The Inconceivability of the CLPM and RI-CLPM

Written by Brent Roberts and not ChatGTP. Really*

The existence of an observational scientist can be a frustrating affair. Relegated to second class citizen status due to interest in phenomena that can’t be easily manipulated (e.g., marital satisfaction; extraversion), we often covet the status given so readily to those who wield causal methods. This is one of the primary reasons we obsess over the niceties of longitudinal cross-lagged models. What observational researcher hasn’t said in the discussion section of a study reporting a string of cross-sectional mediation models that what is desperately needed next is a longitudinal study? Not only a longitudinal study, but one that would seemingly lend itself to some form of causal inference? Enter the Cross-Lag Panel Model (CLPM), the Random-Intercept Cross-Lag Panel Model (RI-CLPM) or the granddaddy of them all, the Autoregressive Latent Trajectory model with Structured Residuals (ALT-SR).
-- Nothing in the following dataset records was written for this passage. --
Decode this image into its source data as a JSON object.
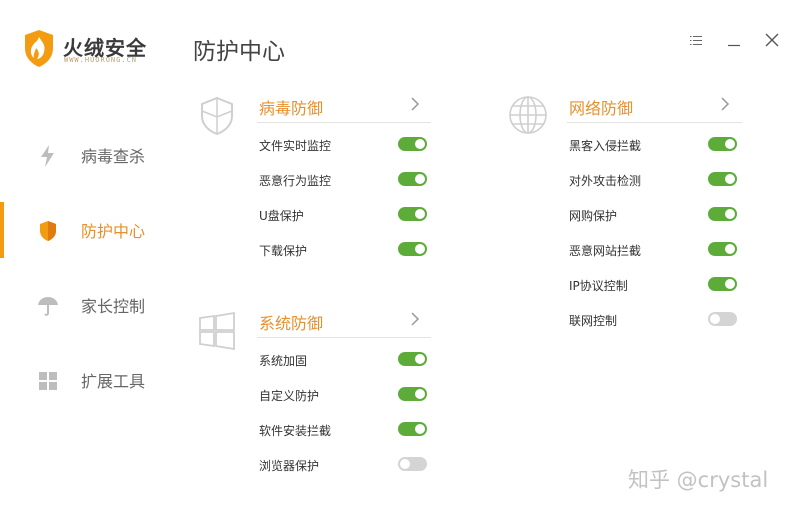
{
  "app": {
    "name": "火绒安全",
    "subtitle": "WWW.HUORONG.CN",
    "page_title": "防护中心"
  },
  "window_controls": {
    "menu_icon": "menu-icon",
    "minimize_icon": "minimize-icon",
    "close_icon": "close-icon"
  },
  "colors": {
    "accent": "#e8902c",
    "toggle_on": "#5dac3a",
    "toggle_off": "#d4d4d4",
    "active_bar": "#f39c12"
  },
  "sidebar": {
    "items": [
      {
        "label": "病毒查杀",
        "icon": "lightning-icon",
        "active": false
      },
      {
        "label": "防护中心",
        "icon": "shield-icon",
        "active": true
      },
      {
        "label": "家长控制",
        "icon": "umbrella-icon",
        "active": false
      },
      {
        "label": "扩展工具",
        "icon": "grid-icon",
        "active": false
      }
    ]
  },
  "sections": {
    "virus": {
      "title": "病毒防御",
      "icon": "shield-outline-icon",
      "items": [
        {
          "label": "文件实时监控",
          "enabled": true
        },
        {
          "label": "恶意行为监控",
          "enabled": true
        },
        {
          "label": "U盘保护",
          "enabled": true
        },
        {
          "label": "下载保护",
          "enabled": true
        }
      ]
    },
    "system": {
      "title": "系统防御",
      "icon": "windows-icon",
      "items": [
        {
          "label": "系统加固",
          "enabled": true
        },
        {
          "label": "自定义防护",
          "enabled": true
        },
        {
          "label": "软件安装拦截",
          "enabled": true
        },
        {
          "label": "浏览器保护",
          "enabled": false
        }
      ]
    },
    "network": {
      "title": "网络防御",
      "icon": "globe-icon",
      "items": [
        {
          "label": "黑客入侵拦截",
          "enabled": true
        },
        {
          "label": "对外攻击检测",
          "enabled": true
        },
        {
          "label": "网购保护",
          "enabled": true
        },
        {
          "label": "恶意网站拦截",
          "enabled": true
        },
        {
          "label": "IP协议控制",
          "enabled": true
        },
        {
          "label": "联网控制",
          "enabled": false
        }
      ]
    }
  },
  "watermark": "知乎 @crystal"
}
Certainly, given how fancy these models get, the observational scientist is well on their way to their coveted causal inference, right?

Not really. But we’ll get to that.

The first two models have, of late, been the source of ongoing debates mostly focused on the technical details of what the CLPM and RI-CLPM can tell us (Hamaker, 2023; Lucas, 2023; Lucas, Weidmann, & Brandt, 2025; Orth et al., 2021; Schimmack, 2020). In the current zeitgeist, most folks advocate for eliminating the CLPM (e.g., Lucas, 2023; Schimmack, 2020) and yet a hearty minority are sticking to their CLPM guns (e.g., Orth et al., 2021). 

What has been ignored is whether either model actually tests anything we want to test and if so whether it does so well enough to justify the heat and light. There are a host of issues that the debates about the CLPM and RI-CLPM have overlooked, that I believe are just as fundamental to whether you should be using these models.  

I thought it best to go at these issues using a softer approach than the typical airing of grievances. Therefore, gather round the Festivus pole and let me ask you, cross-lag model users, some questions. These questions are meant for my friends who continue to employ these models, whether you are the “I’m only interested in between-person variance CLPMer” or the “CLPM is evil and bad therefore I use the RI-CLPMer” or the just plain fancy pants quant jock who wields the ALT-SR like a bludgeon. And, don’t get me wrong, I am a co-author on papers that employ these models (e.g. Davis et al., 2017; Rieger et al., 2016). But I would like to note, my thinking about these models has changed with time and I now have a different perspective on their value.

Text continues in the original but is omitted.